The research, carried out with support from the Ministry of Science and ICT's Bio & Medical Technology Development Program (Next-Generation Bio), was published in Signal Transduction and Targeted Therapy, a leading international journal in the field of biochemistry.
In recent years, growing evidence in the field has shown that tumor-derived extracellular vesicles* (TEVs)—nanoscale vesicles secreted by cancer cells—can not only promote tumor growth but, conversely, can also play a role in suppressing it.
*Extracellular vesicles are nanometer-sized vesicles secreted by cells that carry various biomolecules and mediate intercellular signaling. Tumor-derived extracellular vesicles are known to promote cancer growth, metastasis, and immune evasion.
However, existing pharmacological approaches have largely focused on non-selectively disrupting or suppressing the production of extracellular vesicles altogether. This approach has a critical limitation: it also blocks the function of "beneficial extracellular vesicles" capable of activating anticancer immune responses, thereby reducing overall treatment efficacy. A precision control technology was therefore needed—one that could selectively eliminate extracellular vesicles that promote cancer growth and metastasis, while selectively generating only those that activate anticancer immunity.
To address this challenge, the research team proposed a novel strategy called "Switching TEVs Off and On" and developed a nanoswitch-based therapeutic agent, "EVOTAC," to implement it.
In terms of its specific mechanism of action, the therapeutic agent first targets and degrades key intracellular proteins to eliminate harmful, cancer-promoting extracellular vesicles and reset the tumor microenvironment (Switch-Off). A localized laser is then applied to the tumor site, reactivating the production of tumor-derived extracellular vesicles. At this stage, in response to photodynamic therapy*, the tumor cells preferentially generate "immunogenic extracellular vesicles" that induce anticancer immunity (Switch-On).
*Photodynamic therapy is a treatment method in which a photosensitizing agent is administered and then activated with a laser, generating reactive oxygen species that selectively destroy cancer cells and other diseased tissue.

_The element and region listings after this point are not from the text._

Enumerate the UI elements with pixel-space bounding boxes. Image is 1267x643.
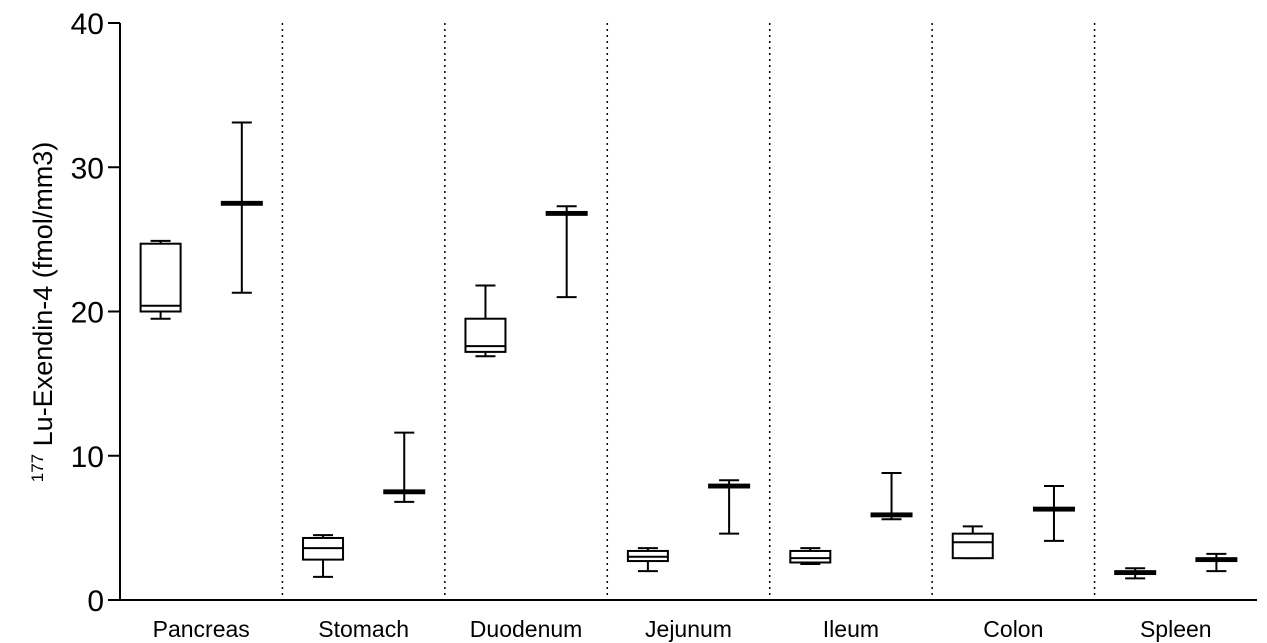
box-iqr [789, 549, 832, 564]
box-plot-stomach-1 [302, 534, 345, 578]
box-plot-spleen-1 [1114, 567, 1157, 580]
box-plot-jejunum-1 [626, 547, 669, 573]
box-plot-ileum-2 [870, 472, 913, 521]
y-tick-label: 30 [71, 152, 104, 185]
box-plot-stomach-2 [383, 431, 426, 503]
box-plot-spleen-2 [1195, 552, 1238, 573]
x-tick-label: Ileum [823, 616, 879, 642]
y-axis-label: 177 Lu-Exendin-4 (fmol/mm3) [19, 142, 58, 482]
box-iqr [951, 532, 994, 560]
category-labels: Pancreas Stomach Duodenum Jejunum Ileum Colon… [153, 616, 1212, 642]
box-plot-jejunum-2 [708, 479, 751, 535]
x-tick-label: Pancreas [153, 616, 250, 642]
y-tick-label: 20 [71, 297, 104, 330]
y-axis: 0 10 20 30 40 [71, 8, 121, 618]
y-axis-label-text: Lu-Exendin-4 (fmol/mm3) [28, 142, 58, 447]
y-tick-label: 10 [71, 441, 104, 474]
box-plot-colon-1 [951, 525, 994, 560]
box-series [139, 121, 1238, 580]
y-tick-label: 0 [87, 585, 104, 618]
box-plot-pancreas-1 [139, 239, 182, 320]
box-plot-colon-2 [1032, 485, 1075, 542]
box-plot-ileum-1 [789, 547, 832, 565]
category-separators [281, 23, 1096, 600]
x-tick-label: Spleen [1140, 616, 1212, 642]
x-tick-label: Colon [983, 616, 1043, 642]
x-tick-label: Jejunum [645, 616, 732, 642]
x-tick-label: Duodenum [470, 616, 583, 642]
y-tick-label: 40 [71, 8, 104, 41]
box-iqr [139, 242, 182, 313]
box-plot-pancreas-2 [220, 121, 263, 294]
box-plot-duodenum-2 [545, 205, 588, 299]
x-tick-label: Stomach [318, 616, 409, 642]
y-axis-label-superscript: 177 [28, 454, 47, 482]
box-plot-duodenum-1 [464, 284, 507, 358]
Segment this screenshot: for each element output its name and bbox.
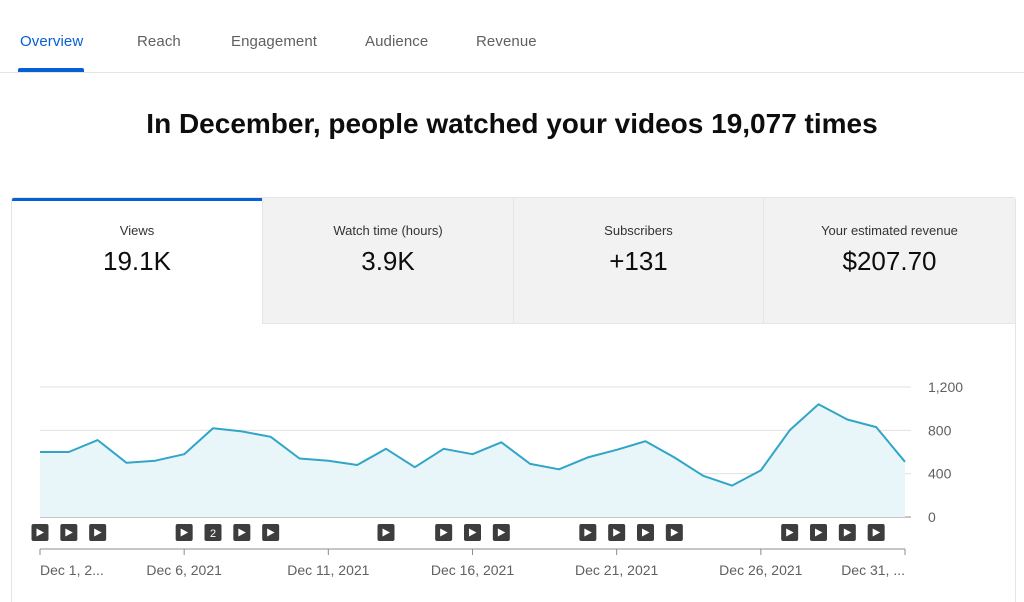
- tab-revenue[interactable]: Revenue: [476, 33, 537, 50]
- video-marker-box: [204, 524, 222, 541]
- metric-tab-watch-time[interactable]: Watch time (hours) 3.9K: [262, 198, 513, 324]
- video-marker[interactable]: [435, 524, 453, 541]
- active-tab-indicator: [18, 68, 84, 72]
- video-marker[interactable]: [175, 524, 193, 541]
- metric-label: Views: [119, 223, 155, 238]
- play-icon: [469, 528, 477, 537]
- tab-reach[interactable]: Reach: [137, 33, 181, 50]
- tab-overview[interactable]: Overview: [20, 33, 84, 50]
- play-icon: [872, 528, 881, 537]
- video-marker[interactable]: [262, 524, 280, 541]
- y-tick-label: 0: [928, 509, 936, 525]
- video-marker[interactable]: [781, 524, 799, 541]
- chart-area-fill: [40, 404, 905, 517]
- play-icon: [642, 528, 650, 537]
- x-tick-label: Dec 16, 2021: [431, 562, 514, 578]
- metric-tab-estimated-revenue[interactable]: Your estimated revenue $207.70: [763, 198, 1015, 324]
- metric-tab-subscribers[interactable]: Subscribers +131: [513, 198, 763, 324]
- metric-value: $207.70: [842, 246, 937, 276]
- x-tick-label: Dec 31, ...: [841, 562, 905, 578]
- video-marker[interactable]: [665, 524, 683, 541]
- play-icon: [65, 528, 73, 537]
- tab-bar: Overview Reach Engagement Audience Reven…: [0, 0, 1024, 73]
- video-marker[interactable]: [579, 524, 597, 541]
- video-marker[interactable]: [89, 524, 107, 541]
- video-marker[interactable]: [838, 524, 856, 541]
- x-tick-label: Dec 26, 2021: [719, 562, 802, 578]
- page-headline: In December, people watched your videos …: [146, 108, 878, 139]
- video-marker[interactable]: [867, 524, 885, 541]
- play-icon: [267, 528, 275, 537]
- video-marker[interactable]: [60, 524, 78, 541]
- play-icon: [180, 528, 189, 537]
- y-tick-label: 400: [928, 466, 952, 482]
- metric-label: Watch time (hours): [333, 223, 443, 238]
- play-icon: [584, 528, 592, 537]
- x-tick-label: Dec 21, 2021: [575, 562, 658, 578]
- y-tick-label: 800: [928, 422, 952, 438]
- play-icon: [613, 528, 621, 537]
- play-icon: [238, 528, 246, 537]
- metric-value: +131: [609, 246, 668, 276]
- tab-engagement[interactable]: Engagement: [231, 33, 318, 50]
- x-axis: Dec 1, 2... Dec 6, 2021 Dec 11, 2021 Dec 16…: [39, 548, 906, 578]
- play-icon: [440, 528, 448, 537]
- metric-label: Subscribers: [604, 223, 673, 238]
- video-marker[interactable]: [233, 524, 251, 541]
- tab-audience[interactable]: Audience: [365, 33, 429, 50]
- play-icon: [670, 528, 679, 537]
- play-icon: [786, 528, 794, 537]
- y-axis: 1,200 800 400 0: [928, 379, 963, 525]
- play-icon: [36, 528, 44, 537]
- play-icon: [497, 528, 506, 537]
- active-metric-indicator: [12, 198, 262, 201]
- video-marker[interactable]: [31, 524, 49, 541]
- y-tick-label: 1,200: [928, 379, 963, 395]
- video-marker[interactable]: [810, 524, 827, 541]
- x-tick-label: Dec 1, 2...: [40, 562, 104, 578]
- chart-series-line: [40, 403, 906, 487]
- video-marker[interactable]: [608, 524, 626, 541]
- video-marker-track: 2: [31, 524, 885, 541]
- metric-value: 19.1K: [103, 246, 171, 276]
- metric-tab-views[interactable]: Views 19.1K: [12, 198, 262, 324]
- video-marker[interactable]: [637, 524, 654, 541]
- x-tick-label: Dec 11, 2021: [287, 562, 369, 578]
- video-marker[interactable]: [492, 524, 510, 541]
- video-marker-count: 2: [210, 528, 216, 540]
- play-icon: [815, 528, 823, 537]
- play-icon: [382, 528, 390, 537]
- video-marker[interactable]: [464, 524, 481, 541]
- x-tick-label: Dec 6, 2021: [146, 562, 222, 578]
- metric-value: 3.9K: [361, 246, 415, 276]
- video-marker[interactable]: 2: [204, 524, 222, 541]
- video-marker[interactable]: [377, 524, 395, 541]
- play-icon: [94, 528, 102, 537]
- metric-label: Your estimated revenue: [821, 223, 958, 238]
- play-icon: [843, 528, 852, 537]
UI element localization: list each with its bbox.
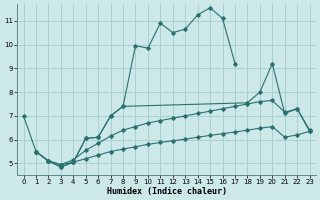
X-axis label: Humidex (Indice chaleur): Humidex (Indice chaleur) — [107, 187, 227, 196]
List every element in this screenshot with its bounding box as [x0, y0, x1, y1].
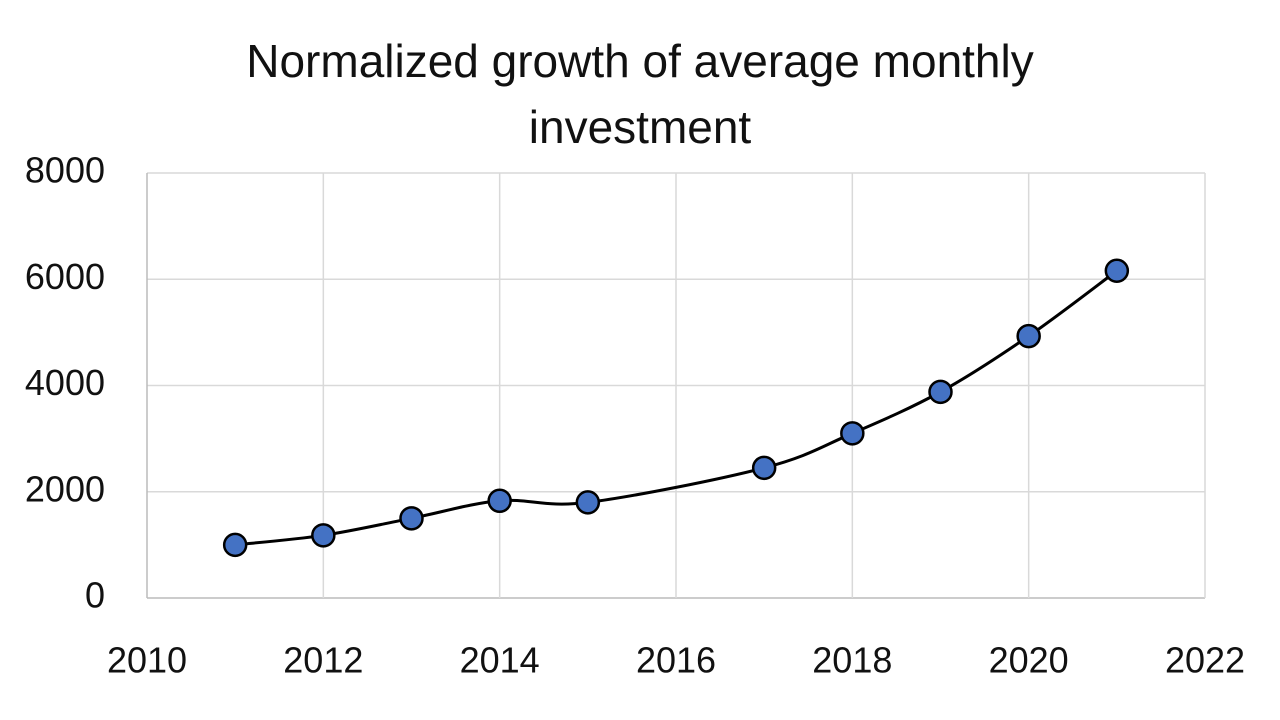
- marker: [1016, 323, 1041, 349]
- x-tick-label: 2022: [1165, 640, 1245, 681]
- x-tick-label: 2018: [812, 640, 892, 681]
- y-tick-label: 2000: [25, 468, 105, 509]
- line: [235, 269, 1118, 547]
- marker: [1104, 258, 1130, 283]
- y-tick-label: 4000: [25, 362, 105, 403]
- x-tick-label: 2010: [107, 640, 187, 681]
- marker: [928, 379, 953, 405]
- y-tick-label: 8000: [25, 150, 105, 191]
- marker: [399, 506, 424, 531]
- marker: [222, 532, 248, 558]
- marker: [311, 523, 336, 548]
- x-tick-label: 2014: [460, 640, 540, 681]
- y-tick-label: 6000: [25, 256, 105, 297]
- marker: [840, 421, 865, 446]
- x-tick-label: 2020: [989, 640, 1069, 681]
- marker: [487, 488, 512, 514]
- x-tick-label: 2012: [283, 640, 363, 681]
- marker: [575, 490, 601, 515]
- y-tick-label: 0: [85, 575, 105, 616]
- chart-title: Normalized growth of average monthly inv…: [246, 35, 1034, 153]
- marker: [751, 455, 777, 481]
- x-tick-label: 2016: [636, 640, 716, 681]
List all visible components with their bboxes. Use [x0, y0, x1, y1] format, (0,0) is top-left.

When the team applied this nanoswitch strategy to animal models of triple-negative breast cancer and colorectal cancer, tumors were not only completely eliminated, but the activation of anticancer immune responses also effectively suppressed recurrence and metastasis.
This achievement reflects the intensive efforts of the joint research team, who, after extensive trial and error, succeeded in precisely controlling extracellular vesicles as both a therapeutic target and an immune-modulating factor. By demonstrating that tumor-derived extracellular vesicles can serve simultaneously as a treatment target and an immune regulator, the study presents a new paradigm in cancer immunotherapy and is expected to spur follow-up research that opens new frontiers in the field.